Envelope detectors are known in the art. Envelope detectors can be used to generate an output signal representing the envelope level or amplitude of a high frequency input signal. This can be used in many applications, such as demodulating an amplitude modulated input signal, detecting the strength of a received radio frequency (RF) signal, detecting the level of a generated RF signal for use in amplitude leveling loops, detecting the level of a generated RF signal for use in an amplitude feedback loop such as in a polar modulator, or for other suitable applications.
FIG. 1 is a schematic diagram of a prior art envelope detector 100. Envelope detector 100 comprises rectifying transistor 101, capacitor 102, resistor 103, holding capacitor 104, bias current source 105, optional DC offset replica circuit 106, and optional subtracting amplifier 107. Rectifying transistor 101 is configured to receive at a first terminal a bias voltage through resistor 103 and an input RF signal through capacitor 102. The first terminal of rectifying transistor 101 can be the gate if rectifying transistor 101 is a field-effect transistor (FET), the base if rectifying transistor 101 is a bipolar junction transistor (BJT), or other suitable control terminals for other devices.
A second terminal of rectifying transistor 101 is connected to holding capacitor 104 at an output node 108 and provided a bias current from bias current source 105. The second terminal of rectifying transistor 101 can be the source if rectifying transistor 101 is a FET, or the emitter if rectifying transistor 101 is a BJT. Holding capacitor 104 is selected such that the response time of the voltage at output node 108 is substantially slower than the period of frequency of the RF input.
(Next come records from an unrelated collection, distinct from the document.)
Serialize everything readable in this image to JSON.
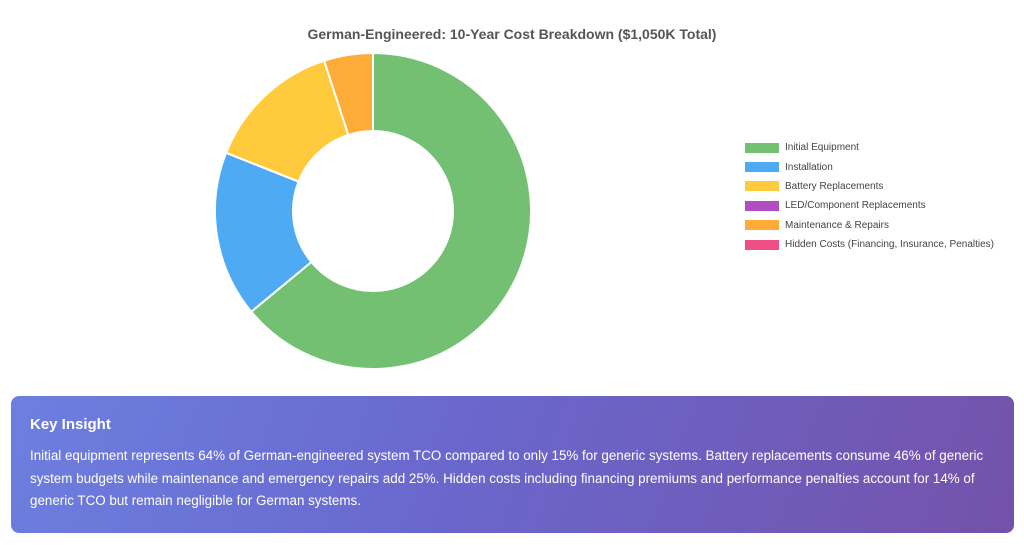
{
  "chart_data": {
    "type": "pie",
    "title": "German-Engineered: 10-Year Cost Breakdown ($1,050K Total)",
    "donut": true,
    "legend_position": "right",
    "categories": [
      "Initial Equipment",
      "Installation",
      "Battery Replacements",
      "LED/Component Replacements",
      "Maintenance & Repairs",
      "Hidden Costs (Financing, Insurance, Penalties)"
    ],
    "values": [
      64,
      17,
      14,
      0,
      5,
      0
    ],
    "colors": [
      "#73c073",
      "#4eabf3",
      "#ffca3c",
      "#b04ec1",
      "#ffab38",
      "#ef4e86"
    ]
  },
  "insight": {
    "title": "Key Insight",
    "text": "Initial equipment represents 64% of German-engineered system TCO compared to only 15% for generic systems. Battery replacements consume 46% of generic system budgets while maintenance and emergency repairs add 25%. Hidden costs including financing premiums and performance penalties account for 14% of generic TCO but remain negligible for German systems."
  }
}
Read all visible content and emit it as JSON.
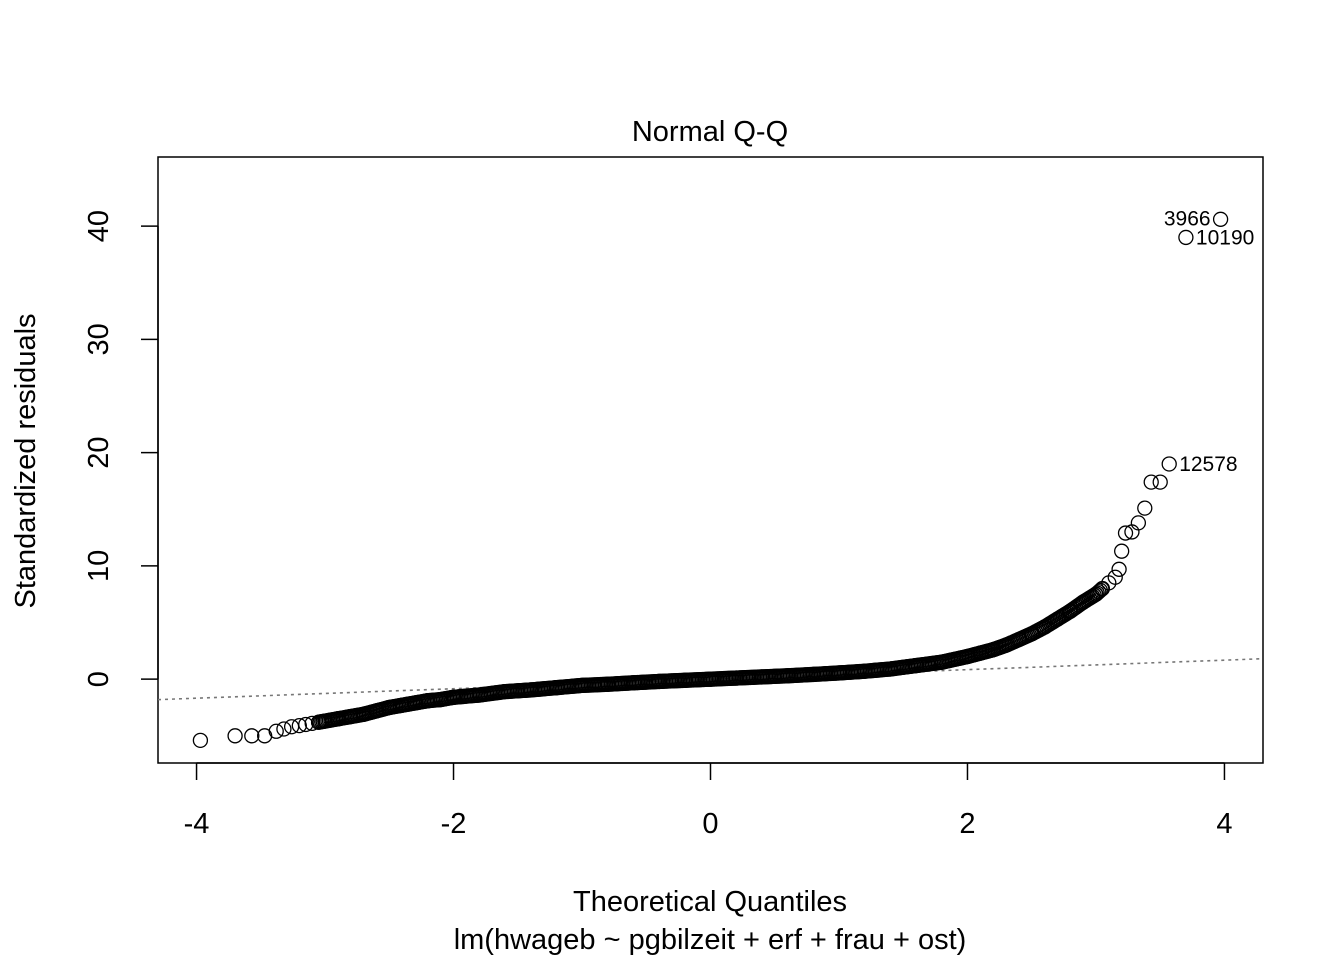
{
  "chart_data": {
    "type": "scatter",
    "title": "Normal Q-Q",
    "xlabel": "Theoretical Quantiles",
    "sublabel": "lm(hwageb ~ pgbilzeit + erf + frau + ost)",
    "ylabel": "Standardized residuals",
    "xlim": [
      -4.3,
      4.3
    ],
    "ylim": [
      -7.4,
      46.1
    ],
    "x_ticks": [
      -4,
      -2,
      0,
      2,
      4
    ],
    "x_tick_labels": [
      "-4",
      "-2",
      "0",
      "2",
      "4"
    ],
    "y_ticks": [
      0,
      10,
      20,
      30,
      40
    ],
    "y_tick_labels": [
      "0",
      "10",
      "20",
      "30",
      "40"
    ],
    "reference_line": {
      "style": "dotted",
      "color": "#777777",
      "slope": 0.42,
      "intercept": 0.0
    },
    "grid": false,
    "labeled_points": [
      {
        "label": "3966",
        "x": 3.97,
        "y": 40.6
      },
      {
        "label": "10190",
        "x": 3.7,
        "y": 39.0
      },
      {
        "label": "12578",
        "x": 3.57,
        "y": 19.0
      }
    ],
    "points": [
      [
        -3.97,
        -5.4
      ],
      [
        -3.7,
        -5.0
      ],
      [
        -3.57,
        -5.0
      ],
      [
        -3.47,
        -5.0
      ],
      [
        -3.38,
        -4.6
      ],
      [
        -3.32,
        -4.4
      ],
      [
        -3.26,
        -4.2
      ],
      [
        -3.2,
        -4.1
      ],
      [
        -3.15,
        -4.0
      ],
      [
        -3.1,
        -3.9
      ],
      [
        -3.05,
        -3.8
      ],
      [
        -3.0,
        -3.7
      ],
      [
        -2.9,
        -3.5
      ],
      [
        -2.8,
        -3.3
      ],
      [
        -2.7,
        -3.1
      ],
      [
        -2.6,
        -2.8
      ],
      [
        -2.5,
        -2.5
      ],
      [
        -2.4,
        -2.3
      ],
      [
        -2.3,
        -2.1
      ],
      [
        -2.2,
        -1.9
      ],
      [
        -2.1,
        -1.8
      ],
      [
        -2.0,
        -1.6
      ],
      [
        -1.8,
        -1.4
      ],
      [
        -1.6,
        -1.1
      ],
      [
        -1.4,
        -0.95
      ],
      [
        -1.2,
        -0.75
      ],
      [
        -1.0,
        -0.55
      ],
      [
        -0.8,
        -0.45
      ],
      [
        -0.6,
        -0.32
      ],
      [
        -0.4,
        -0.2
      ],
      [
        -0.2,
        -0.1
      ],
      [
        0.0,
        0.0
      ],
      [
        0.2,
        0.1
      ],
      [
        0.4,
        0.2
      ],
      [
        0.6,
        0.3
      ],
      [
        0.8,
        0.42
      ],
      [
        1.0,
        0.55
      ],
      [
        1.2,
        0.7
      ],
      [
        1.4,
        0.9
      ],
      [
        1.6,
        1.2
      ],
      [
        1.8,
        1.5
      ],
      [
        2.0,
        2.0
      ],
      [
        2.1,
        2.3
      ],
      [
        2.2,
        2.6
      ],
      [
        2.3,
        3.0
      ],
      [
        2.4,
        3.5
      ],
      [
        2.5,
        4.0
      ],
      [
        2.6,
        4.6
      ],
      [
        2.7,
        5.3
      ],
      [
        2.8,
        6.0
      ],
      [
        2.9,
        6.8
      ],
      [
        3.0,
        7.5
      ],
      [
        3.05,
        8.0
      ],
      [
        3.1,
        8.5
      ],
      [
        3.15,
        9.0
      ],
      [
        3.18,
        9.7
      ],
      [
        3.2,
        11.3
      ],
      [
        3.23,
        12.9
      ],
      [
        3.28,
        13.0
      ],
      [
        3.33,
        13.8
      ],
      [
        3.38,
        15.1
      ],
      [
        3.43,
        17.4
      ],
      [
        3.5,
        17.4
      ],
      [
        3.57,
        19.0
      ],
      [
        3.7,
        39.0
      ],
      [
        3.97,
        40.6
      ]
    ]
  }
}
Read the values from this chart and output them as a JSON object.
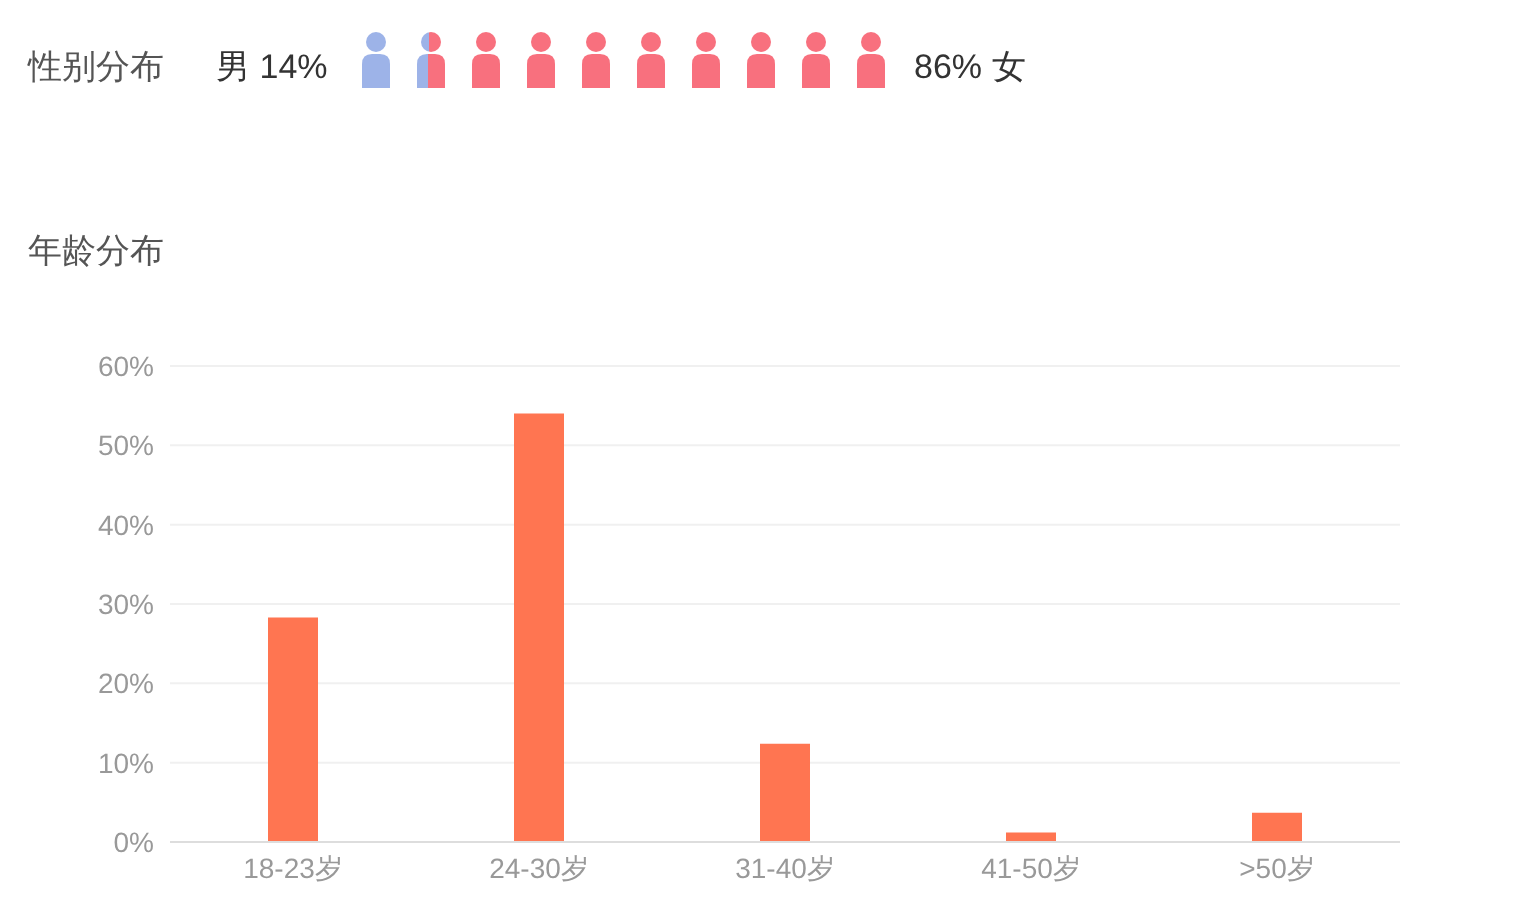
{
  "chart_data": [
    {
      "type": "other",
      "title": "性别分布",
      "categories": [
        "男",
        "女"
      ],
      "values": [
        14,
        86
      ],
      "value_labels": [
        "14%",
        "86%"
      ],
      "colors": [
        "#9db3e8",
        "#f8707e"
      ]
    },
    {
      "type": "bar",
      "title": "年龄分布",
      "categories": [
        "18-23岁",
        "24-30岁",
        "31-40岁",
        "41-50岁",
        ">50岁"
      ],
      "values": [
        28.3,
        54,
        12.4,
        1.2,
        3.7
      ],
      "color": "#ff7551",
      "ylim": [
        0,
        60
      ],
      "yticks": [
        {
          "value": 0,
          "label": "0%"
        },
        {
          "value": 10,
          "label": "10%"
        },
        {
          "value": 20,
          "label": "20%"
        },
        {
          "value": 30,
          "label": "30%"
        },
        {
          "value": 40,
          "label": "40%"
        },
        {
          "value": 50,
          "label": "50%"
        },
        {
          "value": 60,
          "label": "60%"
        }
      ],
      "grid": "y"
    }
  ]
}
By using a nonlinear rectifying transistor 101, the average voltage at output node 108 can respond to the amplitude of the input RF signal.
Output node 108 can have a DC voltage even when the RF input amplitude is zero. For instance, if rectifying transistor 101 is a FET, the DC voltage at output node 108 can be approximately one threshold voltage below the bias voltage applied to the gate of rectifying transistor 101 when the RF input amplitude is zero. This DC offset can be detrimental if a small amplitude of the RF input is to be measured. Optional DC offset replica circuit 106, which can contain replicas of rectifying transistor 101 and bias current source 105, can be used to replicate this DC voltage. Optional subtracting amplifier 107 can then be used to remove this offset voltage from the output signal representing the detected envelope.
FIG. 2 is a diagram of curve 201 showing a typical response of a prior art envelope detector, such as envelope detector 100. Curve 201 depicts the voltage output, such as the output of subtracting amplifier 107, versus an RF input amplitude, such as the amplitude of the RF input signal coupled to rectifying transistor 101. This curve can typically be linear for a sufficiently large input amplitude, but can deviate from this linear response when the input amplitude is small. This nonlinearity can have an effect similar to an offset voltage, such that the extrapolated response of the high input amplitude range crosses the x axis at a non-zero point 202 while the actual response begins to curve. This effect can be caused when rectifying transistor 101 is not receiving a large enough signal amplitude for the transistor to operate as a nonlinear device, and can cause the average voltage output by the envelope detector to be nearly independent of the input RF signal amplitude until the amplitude reaches a sufficient level so that the rectifying device begins to behave in a nonlinear fashion.
There are at least two different sources of offset, as shown by curve 201. One is caused by the DC bias point of the detector output not typically being zero, so that even when there is no RF input, the voltage at 108 is nonzero. This offset can be corrected using a replica circuit to generate the same DC value using like circuitry and subtracting this off of the detected value.
Nevertheless, curve 201 will remain at zero even for a small nonzero input amplitude, due to the signal level being too small to activate the nonlinearity of transistor 101. The detector output DC does not change until the amplitude gets large enough so that transistor 101 becomes nonlinear and begins to re-bias the voltage 108 in response to changes in input amplitude.
This offset voltage effect can be detrimental when very small input signals must be detected. The offset voltage can also degrade performance of systems even when the input RF amplitude is typically high enough that the envelope detector is operating in the linear region, because the output in this region is proportional to the input amplitude minus the effective offset voltage. In systems such as polar feedback loops, it can be necessary that this offset voltage be nearly zero. An RF amplifier could be used to increase the amplitude of the RF input signal presented to the envelope detector in order to reduce this effect, but the application of an RF amplifier in this manner can cause other issues, such as saturation of the RF signal when higher amplitudes are present, and nonlinearity of the input to output response of the amplifier.